President Donald Trump, who repeatedly evaded military service during the Vietnam War he vociferously supported, with his new communications director, Wall Street hustler and hedge fund operator Anthony Scaramucci. That the new White House comms director was an Obama fundraiser and Clinton booster not all that long ago matters little in the grinning jackal culture of TrumpWorld.

Anthony Scaramucci/Twitter

Participating as ex officio during last month’s Senate Intelligence Committee appearance by Trump-fired FBI Director James Comey, the Senate Armed Services Chairman seemed far less focused than usual. Then came cranial surgery for blood clots, followed by the revelation of an aggressive form of brain cancer.

So we will not get what I pointed out in March that we need; i.e., a McCain-led special congressional probe. Other Republicans are far too compromised or lack the sheer forcefulness needed to plunge ahead. Democrats? Well, they are in the minority in both houses. And the track record of Democratic chairs of the Intelligence Committees has been marked for years by a combination of after-the-fact moralizing, banal assertions of benignly secret global strike programs, and a lack of sophistication.

Nonetheless, McCain stands as an example of what can be, especially among Republicans.

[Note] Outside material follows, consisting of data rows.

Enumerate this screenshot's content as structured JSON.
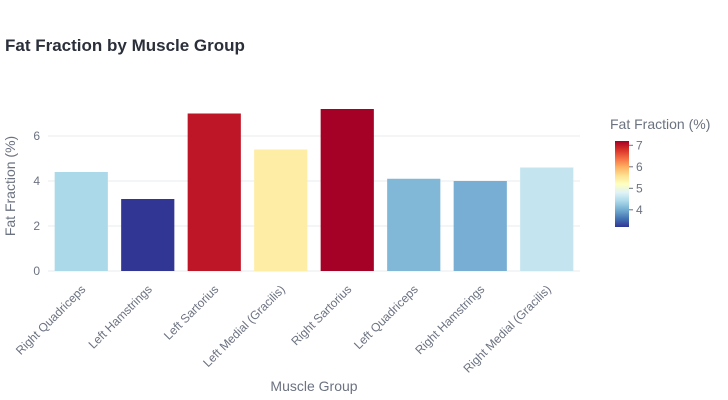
{
  "chart_data": {
    "type": "bar",
    "title": "Fat Fraction by Muscle Group",
    "xlabel": "Muscle Group",
    "ylabel": "Fat Fraction (%)",
    "categories": [
      "Right Quadriceps",
      "Left Hamstrings",
      "Left Sartorius",
      "Left Medial (Gracilis)",
      "Right Sartorius",
      "Left Quadriceps",
      "Right Hamstrings",
      "Right Medial (Gracilis)"
    ],
    "values": [
      4.4,
      3.2,
      7.0,
      5.4,
      7.2,
      4.1,
      4.0,
      4.6
    ],
    "bar_colors": [
      "#abd9e9",
      "#313695",
      "#be1626",
      "#feeea5",
      "#a50026",
      "#81b7d7",
      "#78aed3",
      "#c4e5f0"
    ],
    "ylim": [
      0,
      8
    ],
    "yticks": [
      0,
      2,
      4,
      6
    ],
    "grid": true,
    "colorbar": {
      "title": "Fat Fraction (%)",
      "min": 3.2,
      "max": 7.2,
      "ticks": [
        4,
        5,
        6,
        7
      ],
      "colorscale": [
        "#313695",
        "#4575b4",
        "#74add1",
        "#abd9e9",
        "#e0f3f8",
        "#ffffbf",
        "#fee090",
        "#fdae61",
        "#f46d43",
        "#d73027",
        "#a50026"
      ],
      "placement": "right"
    }
  }
}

Imperfect, of course, though I’m proud to have been a very small part of his 2000 presidential campaign in the Veterans for McCain operation. It seemed at times that McCain was so reflexively interventionist that he might intervene in a snowball fight at the South Pole. But at times it is necessary to pull the trigger. As was the case with the early rise of Isis, which the Obama National Security Council fatefully allowed to flourish for months while pursuing tangential diplomacy in Baghdad.

McCain has balanced his martial advocacy with military reform (he is a great friend of my old friend and boss Gary Hart) and is a great advocate of efforts to rein in big money in politics and deal with climate change. For all his intrepidity as a naval aviator, it is his heroic perseverance which makes McCain such an inspirational figure.

John McCain stands for the updating of enduring American values, as recounted in his great memoir ‘Faith of My Fathers’, co-authored with former chief of staff Mark Salter.

Discussing his time as a tortured prisoner of war, McCain declared: “Glory belongs to the act of being constant to something greater than yourself, to a cause, to your principles. No misfortune, no injury, no humiliation can destroy it.”

When Donald Trump, a classic chicken hawk draft dodger, dissed McCain as somehow not a real hero because he had been captured (as if the cosseted New York rich kid had ever put himself on the line), I thought Trump had ruined himself. That he had not, as I quickly realized, told me that Trump was really on to something in devolutionary America, something that made him the coming political thing.

But at some point, perhaps some point approaching sooner than later — if Trump’s renewed Monday morning Twitter fit is any indicator — Republican pols will again find themselves at a crossroads at which principle is again in consideration.

And perhaps the example of John McCain will again be in play.